Editorial: Aids subestimada
Fez bem o Ministério da Saúde em direcionar ao público jovem a campanha lançada na segunda-feira (1º) por ocasião do Dia Mundial de Luta contra a Aids.
A epidemia, quando se considera a população como um todo, está estabilizada no Brasil. Em 2004, foram notificados 21 novos casos por 100 mil habitantes, número que passou a 20,4 no ano passado.
Quase 750 mil pessoas vivem no país com o vírus (HIV) ou desenvolveram a síndrome (Aids), mas os esforços para refrear a doença não têm contado com a participação juvenil.
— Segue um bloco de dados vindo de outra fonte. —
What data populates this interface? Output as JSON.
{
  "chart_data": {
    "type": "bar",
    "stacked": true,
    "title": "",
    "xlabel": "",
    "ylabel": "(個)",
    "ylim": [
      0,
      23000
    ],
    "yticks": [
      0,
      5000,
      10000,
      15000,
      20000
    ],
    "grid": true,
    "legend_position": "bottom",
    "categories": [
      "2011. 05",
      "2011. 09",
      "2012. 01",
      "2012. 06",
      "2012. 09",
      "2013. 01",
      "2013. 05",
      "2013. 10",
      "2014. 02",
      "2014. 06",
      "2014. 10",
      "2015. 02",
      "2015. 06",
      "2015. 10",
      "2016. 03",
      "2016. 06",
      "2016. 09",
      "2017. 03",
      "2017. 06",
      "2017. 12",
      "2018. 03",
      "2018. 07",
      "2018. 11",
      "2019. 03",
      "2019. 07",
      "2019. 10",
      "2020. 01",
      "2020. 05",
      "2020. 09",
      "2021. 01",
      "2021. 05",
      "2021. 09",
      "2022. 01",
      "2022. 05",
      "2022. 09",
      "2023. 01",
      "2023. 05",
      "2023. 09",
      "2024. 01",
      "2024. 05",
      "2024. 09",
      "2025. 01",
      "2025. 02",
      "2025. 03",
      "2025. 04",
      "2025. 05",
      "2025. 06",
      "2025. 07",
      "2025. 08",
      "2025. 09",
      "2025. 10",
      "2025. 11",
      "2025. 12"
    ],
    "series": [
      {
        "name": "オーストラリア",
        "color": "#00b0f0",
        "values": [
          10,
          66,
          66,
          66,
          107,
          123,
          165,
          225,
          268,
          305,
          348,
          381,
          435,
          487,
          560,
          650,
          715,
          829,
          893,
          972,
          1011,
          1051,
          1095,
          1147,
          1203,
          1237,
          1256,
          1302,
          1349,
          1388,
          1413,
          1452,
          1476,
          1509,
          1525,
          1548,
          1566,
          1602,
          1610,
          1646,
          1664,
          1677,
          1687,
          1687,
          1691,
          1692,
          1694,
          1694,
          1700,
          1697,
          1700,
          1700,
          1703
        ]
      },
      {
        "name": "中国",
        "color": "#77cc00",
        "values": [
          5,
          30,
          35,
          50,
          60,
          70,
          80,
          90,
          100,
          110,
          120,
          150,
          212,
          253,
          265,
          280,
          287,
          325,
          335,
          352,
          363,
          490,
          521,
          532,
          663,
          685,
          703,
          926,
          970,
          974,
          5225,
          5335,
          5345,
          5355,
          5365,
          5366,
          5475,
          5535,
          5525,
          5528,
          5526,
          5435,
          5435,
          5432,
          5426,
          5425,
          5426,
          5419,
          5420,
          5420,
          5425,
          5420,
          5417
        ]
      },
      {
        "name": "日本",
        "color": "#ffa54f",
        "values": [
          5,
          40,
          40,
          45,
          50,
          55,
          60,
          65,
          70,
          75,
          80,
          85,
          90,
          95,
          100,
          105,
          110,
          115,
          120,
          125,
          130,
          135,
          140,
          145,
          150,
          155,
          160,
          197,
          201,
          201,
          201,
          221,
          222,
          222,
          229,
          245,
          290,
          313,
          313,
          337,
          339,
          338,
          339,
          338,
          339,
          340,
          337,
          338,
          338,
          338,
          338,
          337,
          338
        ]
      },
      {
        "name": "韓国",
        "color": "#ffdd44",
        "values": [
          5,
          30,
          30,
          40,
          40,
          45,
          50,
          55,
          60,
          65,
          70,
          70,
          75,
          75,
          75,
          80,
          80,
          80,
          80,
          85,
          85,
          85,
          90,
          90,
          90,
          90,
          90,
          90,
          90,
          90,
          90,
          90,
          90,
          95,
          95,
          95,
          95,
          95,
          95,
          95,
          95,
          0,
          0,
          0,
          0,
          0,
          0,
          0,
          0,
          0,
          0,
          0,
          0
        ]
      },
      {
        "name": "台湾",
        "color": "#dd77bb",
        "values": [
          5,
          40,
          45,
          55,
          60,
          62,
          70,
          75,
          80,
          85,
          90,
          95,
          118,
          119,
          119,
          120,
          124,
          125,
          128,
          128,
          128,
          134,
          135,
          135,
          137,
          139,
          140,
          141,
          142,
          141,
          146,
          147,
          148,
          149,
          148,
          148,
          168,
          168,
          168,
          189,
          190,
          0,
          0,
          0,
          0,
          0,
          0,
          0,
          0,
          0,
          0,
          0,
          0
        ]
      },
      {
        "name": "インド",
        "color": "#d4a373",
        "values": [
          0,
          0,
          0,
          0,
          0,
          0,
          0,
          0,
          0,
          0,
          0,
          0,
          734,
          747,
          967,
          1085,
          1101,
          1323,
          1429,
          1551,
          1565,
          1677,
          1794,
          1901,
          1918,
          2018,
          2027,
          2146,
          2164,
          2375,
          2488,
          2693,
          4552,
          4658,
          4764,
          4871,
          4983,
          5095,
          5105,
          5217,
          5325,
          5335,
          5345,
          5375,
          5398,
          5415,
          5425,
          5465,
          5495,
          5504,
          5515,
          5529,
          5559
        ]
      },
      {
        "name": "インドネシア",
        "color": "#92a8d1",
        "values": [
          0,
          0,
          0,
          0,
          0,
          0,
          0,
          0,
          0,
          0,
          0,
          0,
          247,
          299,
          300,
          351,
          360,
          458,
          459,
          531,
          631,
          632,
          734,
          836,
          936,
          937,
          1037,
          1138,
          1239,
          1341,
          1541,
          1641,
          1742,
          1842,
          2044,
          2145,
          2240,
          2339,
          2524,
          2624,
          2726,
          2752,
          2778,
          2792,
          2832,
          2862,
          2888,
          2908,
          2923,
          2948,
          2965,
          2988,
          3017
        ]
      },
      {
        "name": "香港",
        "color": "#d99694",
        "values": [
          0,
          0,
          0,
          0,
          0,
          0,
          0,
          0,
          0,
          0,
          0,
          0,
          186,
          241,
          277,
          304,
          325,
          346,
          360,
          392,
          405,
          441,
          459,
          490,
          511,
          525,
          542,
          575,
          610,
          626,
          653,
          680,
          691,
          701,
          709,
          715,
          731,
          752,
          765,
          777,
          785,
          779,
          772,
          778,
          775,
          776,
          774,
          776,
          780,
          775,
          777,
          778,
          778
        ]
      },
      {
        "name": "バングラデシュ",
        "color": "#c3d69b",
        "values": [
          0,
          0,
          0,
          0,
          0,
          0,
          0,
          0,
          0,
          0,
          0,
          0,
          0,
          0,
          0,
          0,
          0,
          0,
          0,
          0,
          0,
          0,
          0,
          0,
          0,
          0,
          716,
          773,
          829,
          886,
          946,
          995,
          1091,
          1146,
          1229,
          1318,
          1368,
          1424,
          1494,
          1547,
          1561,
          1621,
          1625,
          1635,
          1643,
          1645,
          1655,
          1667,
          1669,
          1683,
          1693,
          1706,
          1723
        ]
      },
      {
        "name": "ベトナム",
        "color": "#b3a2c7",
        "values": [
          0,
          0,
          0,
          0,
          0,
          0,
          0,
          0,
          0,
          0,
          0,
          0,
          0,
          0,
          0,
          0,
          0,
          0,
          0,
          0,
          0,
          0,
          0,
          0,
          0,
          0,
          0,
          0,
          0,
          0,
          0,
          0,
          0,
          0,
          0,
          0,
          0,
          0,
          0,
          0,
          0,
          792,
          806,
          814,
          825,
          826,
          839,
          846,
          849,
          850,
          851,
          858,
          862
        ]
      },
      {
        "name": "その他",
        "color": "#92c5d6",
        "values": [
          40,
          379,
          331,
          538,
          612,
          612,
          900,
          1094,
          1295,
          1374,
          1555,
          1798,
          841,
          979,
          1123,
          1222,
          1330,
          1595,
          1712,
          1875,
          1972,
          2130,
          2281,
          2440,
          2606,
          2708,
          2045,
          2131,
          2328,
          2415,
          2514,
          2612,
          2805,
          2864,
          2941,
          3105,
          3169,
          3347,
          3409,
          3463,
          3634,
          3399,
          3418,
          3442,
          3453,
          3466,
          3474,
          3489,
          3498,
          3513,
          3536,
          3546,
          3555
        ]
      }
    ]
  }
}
Na faixa de 15 a 24 anos, a proporção de infecções subiu, saltando de 9,6 casos por 100 mil habitantes em 2004 para 12,7 no ano passado –aumento de 32,3%.
Várias razões tornam esse grupo especialmente vulnerável ao vírus. Jovens tendem a ser mais impulsivos e menos cautelosos que adultos; entre eles, além disso, é mais comum o uso de substâncias que favorecem comportamentos de risco.
Ainda se deve ter em mente que um relacionamento sexual estável, menos provável entre jovens, pode ser fator de proteção contra a Aids.
Existe, contudo, um motivo que causa particular preocupação. Há indícios, ainda que anedóticos, de que as pessoas estejam perdendo o medo dessa enfermidade.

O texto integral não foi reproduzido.